Software Development is All About the Details

Software Development is All About the Details

In this article we’ll dive into a couple of recent Python changes and show how they illustrate the constant challenges and constraints faced by developers of large software packages like Python.

Fixes and Refixes for Expat

Last year, we discussed a vulnerability in the XML parser expat which allowed an overflow attack. That vulnerability was fixed in version 2.1.1 of expat, the version used in Python 2.7.12 and 3.4.5. The story didn’t end there, as we explained,

“As of this writing, however the current version of expat is 2.2.0, and one of the four security fixes in this version is an improvement to the ‘insufficient fix’ which expat 2.1.1 implemented. Python developers should expect this re-fix to eventually flow downstream into both Python 2.7 and 3.X.”

That change has landed. Python 3.6.2’s built-in version of expat was leveled up to 2.2.0 earlier this summer, and then almost immediately updated again to 2.2.1. Both changes occurred when 3.6.2 was still in release candidate stage.

Why the back-to-back version bumps? Two reasons: A refix and regression fix.

First, the refix. The original overflow vulnerability in expat (CVE-2015-1283) was fixed in 2.1.1, but that fix wasn’t optimal (resulting in CVE-2016-4472), so a better solution was implemented in expat 2.2.0 which also implemented a better fix for a related bug (CVE-2015-2716).

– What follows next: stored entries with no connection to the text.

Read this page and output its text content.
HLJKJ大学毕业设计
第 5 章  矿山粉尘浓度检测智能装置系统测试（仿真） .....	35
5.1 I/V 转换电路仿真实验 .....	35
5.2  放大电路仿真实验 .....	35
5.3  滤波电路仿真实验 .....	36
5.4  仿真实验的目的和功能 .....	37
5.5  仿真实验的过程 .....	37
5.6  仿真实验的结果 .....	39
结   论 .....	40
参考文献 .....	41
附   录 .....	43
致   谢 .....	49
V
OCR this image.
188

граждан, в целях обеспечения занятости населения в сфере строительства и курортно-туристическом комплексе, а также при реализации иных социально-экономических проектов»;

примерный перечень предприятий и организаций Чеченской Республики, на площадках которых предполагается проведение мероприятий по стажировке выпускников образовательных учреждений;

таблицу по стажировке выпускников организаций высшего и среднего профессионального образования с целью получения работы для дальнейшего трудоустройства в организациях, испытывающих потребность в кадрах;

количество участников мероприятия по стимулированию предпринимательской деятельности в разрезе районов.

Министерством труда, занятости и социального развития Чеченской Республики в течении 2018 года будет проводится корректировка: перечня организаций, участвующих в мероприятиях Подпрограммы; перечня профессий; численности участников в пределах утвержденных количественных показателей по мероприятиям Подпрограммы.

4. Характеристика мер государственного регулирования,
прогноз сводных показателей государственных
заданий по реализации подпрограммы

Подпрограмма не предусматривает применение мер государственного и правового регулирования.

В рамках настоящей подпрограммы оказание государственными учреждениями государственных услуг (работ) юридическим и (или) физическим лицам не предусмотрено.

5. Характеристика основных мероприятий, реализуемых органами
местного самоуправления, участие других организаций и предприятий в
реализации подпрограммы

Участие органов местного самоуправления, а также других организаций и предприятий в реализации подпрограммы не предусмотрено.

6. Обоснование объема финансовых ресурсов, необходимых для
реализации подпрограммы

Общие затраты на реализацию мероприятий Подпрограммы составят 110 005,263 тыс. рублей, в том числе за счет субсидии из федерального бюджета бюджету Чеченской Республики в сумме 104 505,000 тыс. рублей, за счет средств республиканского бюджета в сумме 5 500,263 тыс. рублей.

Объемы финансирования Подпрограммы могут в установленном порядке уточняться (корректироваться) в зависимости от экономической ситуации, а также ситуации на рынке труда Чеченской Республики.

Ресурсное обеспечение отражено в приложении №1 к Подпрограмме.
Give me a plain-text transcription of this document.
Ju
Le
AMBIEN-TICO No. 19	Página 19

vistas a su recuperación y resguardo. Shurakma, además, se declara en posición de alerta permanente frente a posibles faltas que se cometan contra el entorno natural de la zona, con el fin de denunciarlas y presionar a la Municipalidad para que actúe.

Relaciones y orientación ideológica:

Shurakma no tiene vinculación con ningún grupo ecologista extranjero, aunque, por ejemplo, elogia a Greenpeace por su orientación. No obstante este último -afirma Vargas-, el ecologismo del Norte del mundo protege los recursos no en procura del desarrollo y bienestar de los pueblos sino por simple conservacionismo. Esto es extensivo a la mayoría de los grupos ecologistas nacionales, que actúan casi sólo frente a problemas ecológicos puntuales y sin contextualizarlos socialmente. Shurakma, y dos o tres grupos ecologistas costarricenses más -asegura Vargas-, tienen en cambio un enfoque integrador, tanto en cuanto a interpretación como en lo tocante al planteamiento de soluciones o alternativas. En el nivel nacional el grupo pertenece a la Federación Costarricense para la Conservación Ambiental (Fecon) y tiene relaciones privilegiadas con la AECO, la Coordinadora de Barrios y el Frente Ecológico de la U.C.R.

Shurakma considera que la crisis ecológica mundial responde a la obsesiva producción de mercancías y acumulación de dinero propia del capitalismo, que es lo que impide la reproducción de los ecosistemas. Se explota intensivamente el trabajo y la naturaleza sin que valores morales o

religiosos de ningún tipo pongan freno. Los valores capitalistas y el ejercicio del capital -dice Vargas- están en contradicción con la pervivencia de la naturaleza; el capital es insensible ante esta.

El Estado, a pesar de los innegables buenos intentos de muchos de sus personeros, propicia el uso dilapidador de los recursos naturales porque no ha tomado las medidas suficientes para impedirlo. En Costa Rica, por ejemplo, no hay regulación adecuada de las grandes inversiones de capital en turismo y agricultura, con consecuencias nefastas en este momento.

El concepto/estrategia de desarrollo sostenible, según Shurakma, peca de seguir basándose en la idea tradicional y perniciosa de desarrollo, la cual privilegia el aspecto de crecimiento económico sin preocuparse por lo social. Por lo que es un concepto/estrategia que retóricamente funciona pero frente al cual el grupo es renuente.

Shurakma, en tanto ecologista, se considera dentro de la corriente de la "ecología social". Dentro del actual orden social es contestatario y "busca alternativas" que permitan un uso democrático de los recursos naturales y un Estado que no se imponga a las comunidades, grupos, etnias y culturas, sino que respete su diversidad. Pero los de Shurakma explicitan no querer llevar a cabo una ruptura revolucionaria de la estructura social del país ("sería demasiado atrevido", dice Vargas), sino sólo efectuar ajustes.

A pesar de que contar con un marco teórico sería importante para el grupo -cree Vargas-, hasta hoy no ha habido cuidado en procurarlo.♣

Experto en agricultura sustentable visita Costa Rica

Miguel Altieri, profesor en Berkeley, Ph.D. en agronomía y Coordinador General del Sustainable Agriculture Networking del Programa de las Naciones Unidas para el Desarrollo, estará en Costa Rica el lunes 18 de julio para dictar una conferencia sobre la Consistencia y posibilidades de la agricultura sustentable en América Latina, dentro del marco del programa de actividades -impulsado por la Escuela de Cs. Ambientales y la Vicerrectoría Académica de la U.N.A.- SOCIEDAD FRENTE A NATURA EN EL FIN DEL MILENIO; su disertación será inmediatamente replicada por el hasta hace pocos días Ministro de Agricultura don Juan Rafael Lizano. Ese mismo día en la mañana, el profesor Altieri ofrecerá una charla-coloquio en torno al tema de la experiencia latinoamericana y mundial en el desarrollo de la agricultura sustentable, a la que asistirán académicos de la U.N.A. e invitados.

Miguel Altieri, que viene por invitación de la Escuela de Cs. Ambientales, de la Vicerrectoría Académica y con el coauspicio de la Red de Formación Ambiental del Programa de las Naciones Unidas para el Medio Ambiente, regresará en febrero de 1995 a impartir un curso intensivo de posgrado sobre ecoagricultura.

Now, the regression fix. Version 2.2.0 of expat introduced a new problem caused by a fix for CVE-2016-0718, a bug which allowed nefarious XML to cause a heap overflow, resulting in either an application crash (bad) or possible arbitrary code execution (really bad). This regression was fixed in expat 2.2.1.

Chronologically, these two versions of expat are separated by almost exactly one year. But due to the release cycle for Python not lining up with expat’s, Python 3.6.2rc2 (July 7, 2017) included expat 2.2.1, while Python 3.6.2rc1 (June 17, 2017), a minor version bump between release candidates of the same Python version in just under a month, while the upstream versions were separated by a full year.

Python on Windows Momentarily Lost its Random 

In its release candidate era, Python 3.6 briefly didn’t seed Random() well enough on Windows. Interestingly, the root cause of the problem stemmed from a combination of Windows’ system clock resolution (15ms) and a recent patch of os.random() on Linux. Since the process ID number and system time were used in some instances for random number generation, if a Python program requested two or more random numbers within that 15ms window, it would produce the same number more than once.

Small Issues, Big Lessons

None of the above two changes were big headline features or fixes for recent Python releases, so why did we bother to devote this month’s post to them?

Sometimes a closer look at how the sausage is made makes you appreciate its flavor even more. These issues illustrate important insights about Python and software development in general.

Did you have trouble following along with the CVE numbers, Python versions and expat version numbers—and which of those included or superseded the others?

We included all those dates and details to show that Python, like many other widely used software packages, not one monolithic piece of software, but instead consists of many individual pieces, including third party libraries like expat. Python only appears monolithic and stable due to the massive investment of time, effort and expertise of Python core developers (many of them volunteers). Good quality software requires investing in integration and testing.

Expat is only one of the pieces which comprise Python, and each of those pieces have their own release cycle. When a version of Python is released (whether it’s release candidate of an official release), it must be decided which upstream updates will be included in the next version and which ones will be skipped and incorporated into the next release. Among the factors that must be considered are the severity of security bugs, stability (use an older, more stable version of an upstream library or the newer, less tested one with more features?), and the desire to improve the software by adding new features.

Another lesson: in the rush to plug security holes, the first repair is often not the best solution, even though the quick fix may be the best decision at the time. Sometimes, as we saw with expat 2.2.0 and 2.2.1, the bugfixes introduce new bugs.

One of Python’s key features is that the language is cross-platform—the same code, even if it has to be modified for different operating systems—will run on Windows, macOS, or Linux. This is because Python (unlike C, C++ or assembly) was designed to shift the burden of dealing with OS differences from the developer who writes Python code to the developers who write Python itself. The Random()bug on Windows is a perfect example of the fact that Python users have it easy because the core Python developers constantly have to consider and address such technical minutiae as operating system clock resolution and finding high-quality sources of randomness.

Python continues to be a robust, high-quality programming language capable of enabling many of powering AI software, making our data conveniently accessible in the cloud, and harnessing the Internet of Things. That quality and robustness results from a large, active community of developers working behind the scenes, paying attention to the small things so that we can use Python to build the big things.